At the same time, 30% of American travelers are now apparently choosing their next travel destination based ONLY on the availability of culinary experiences.
The experiential food travel market keeps growing in size but remains fragmented for both consumers and service providers.
External validation? (Examples: The incubators/accelerators you have been accepted to, the mentors who are advising you, the number of customers you’ve signed, the marketing partner deals you’ve made, the skills/connections of your founders, etc.)
We’re seeing a 20% MoM guide growth. Currently, we have over 220 unique experiences in 75 cities. Also seeing a 15% MoM growth in monthly active users.
FoodieTrip was recently chosen to participate in SOSV backed accelerator, Food-X where we will complete an intensive 14-week program, receive funding, workspace, daily coaching, and expert-led sessions from a deep mentor network, which includes Super Angel David Rose, Blue Hill’s Dan Barber, Food Tank’s Danielle Nierenberg, and Food + Tech Connect’s Danielle Gould.

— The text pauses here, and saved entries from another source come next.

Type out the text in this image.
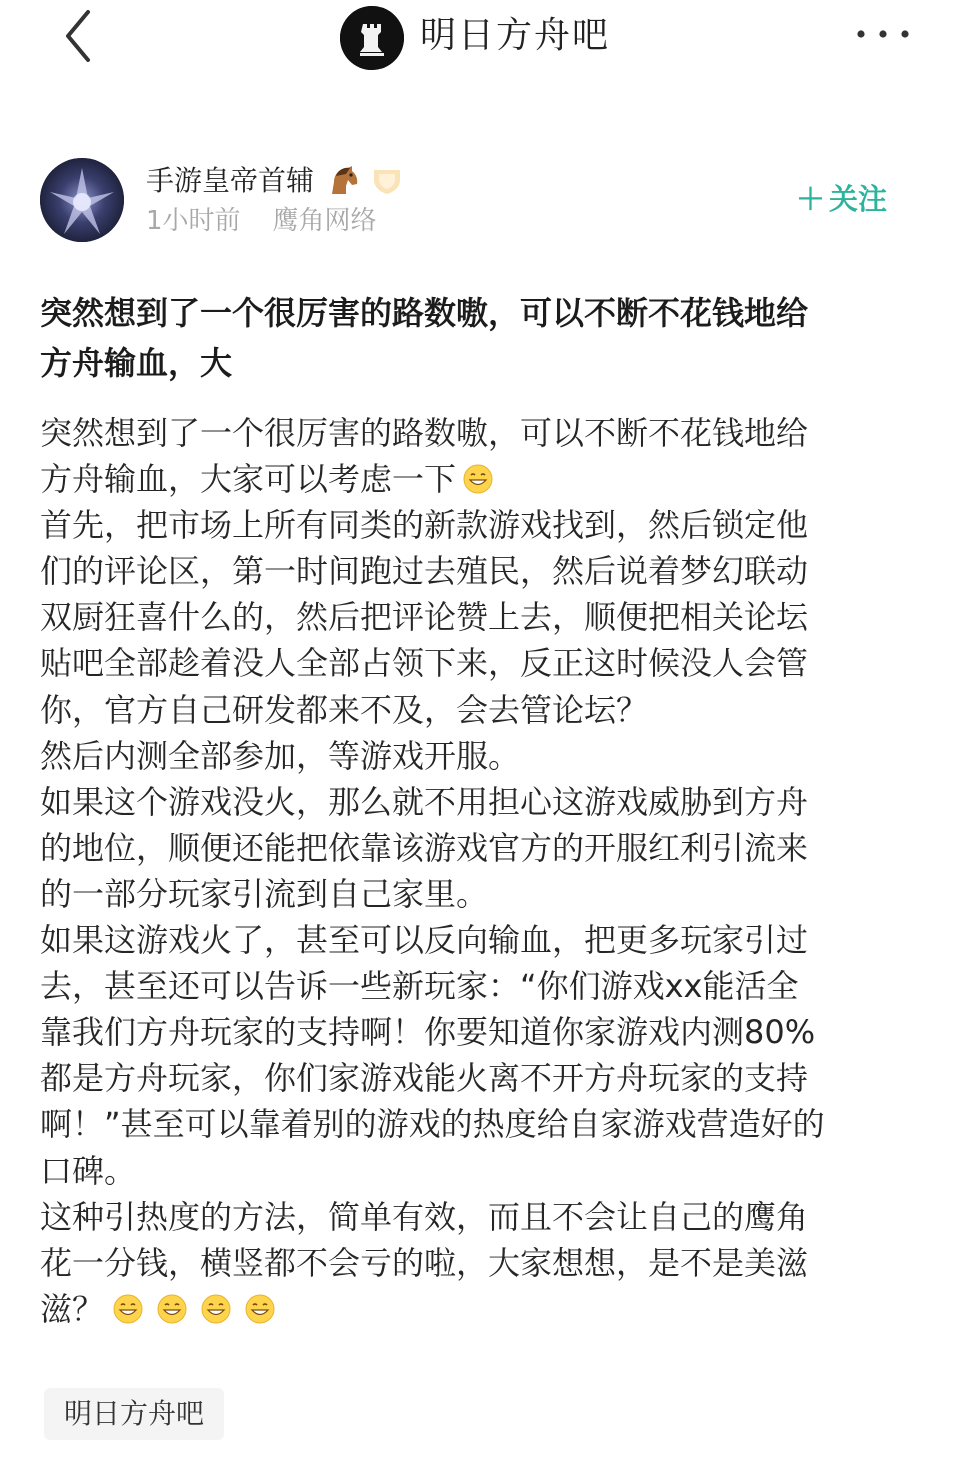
明日方舟吧
手游皇帝首辅
1小时前 鹰角网络
＋ 关注
突然想到了一个很厉害的路数嗷，可以不断不花钱地给
方舟输血，大

突然想到了一个很厉害的路数嗷，可以不断不花钱地给

方舟输血，大家可以考虑一下

首先，把市场上所有同类的新款游戏找到，然后锁定他

们的评论区，第一时间跑过去殖民，然后说着梦幻联动

双厨狂喜什么的，然后把评论赞上去，顺便把相关论坛

贴吧全部趁着没人全部占领下来，反正这时候没人会管

你，官方自己研发都来不及，会去管论坛？

然后内测全部参加，等游戏开服。

如果这个游戏没火，那么就不用担心这游戏威胁到方舟

的地位，顺便还能把依靠该游戏官方的开服红利引流来

的一部分玩家引流到自己家里。

如果这游戏火了，甚至可以反向输血，把更多玩家引过

去，甚至还可以告诉一些新玩家：“你们游戏xx能活全

靠我们方舟玩家的支持啊！你要知道你家游戏内测80%

都是方舟玩家，你们家游戏能火离不开方舟玩家的支持

啊！”甚至可以靠着别的游戏的热度给自家游戏营造好的

口碑。

这种引热度的方法，简单有效，而且不会让自己的鹰角

花一分钱，横竖都不会亏的啦，大家想想，是不是美滋

滋？

明日方舟吧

We were chosen from over 500 applicants.
There are some interesting things to consider when it comes to so-called food tourism businesses such as FoodieTrip.
First, the consumer travel startup angle (again).
FoodieTrip needs users, not least to make money for itself to survive but also enough for its tour hosts to want to list their services on the site.
Yet, as a niche service (culinary tours are, despite what the cheerleaders say, relatively low volume in nature compared to, say, wanting a ticket to a world famous museum), FoodieTrip has an opportunity to work the world of search to its advantage with unique content on the site and unique products to sell.
But it will need a fair amount of marketing muscle to get people in the front door. And, let's face it, there's nothing to stop a site such as TripAdvisor, which is supposedly all about the "entire trip" these days, simply ramping up its own efforts in the area.
The other area to ponder is the very idea that food tourism is some kind of huge trend in global tourism - something that FoodieTrip is banking on.
Is it really?
It could be argued that food tourism is a niche invented by people with an interest in pretending such niches are maintream.
Sure, it is perhaps popular amongst subsets of tourists looking for so-called "authentic experiences", but global tourism - away from the experiential elites - works in a different way.
Do millions of travellers head to the beaches of Southern Europe because of the cuisine, or spend time on that trip pondering which food tour to go on?
Not sure either of those scenarios are true.
Food is obviously an important and enjoyable part of the travel experience (everyone's gotta eat), but the reality - at scale - is eating on a trip is something that happens because people have to do it.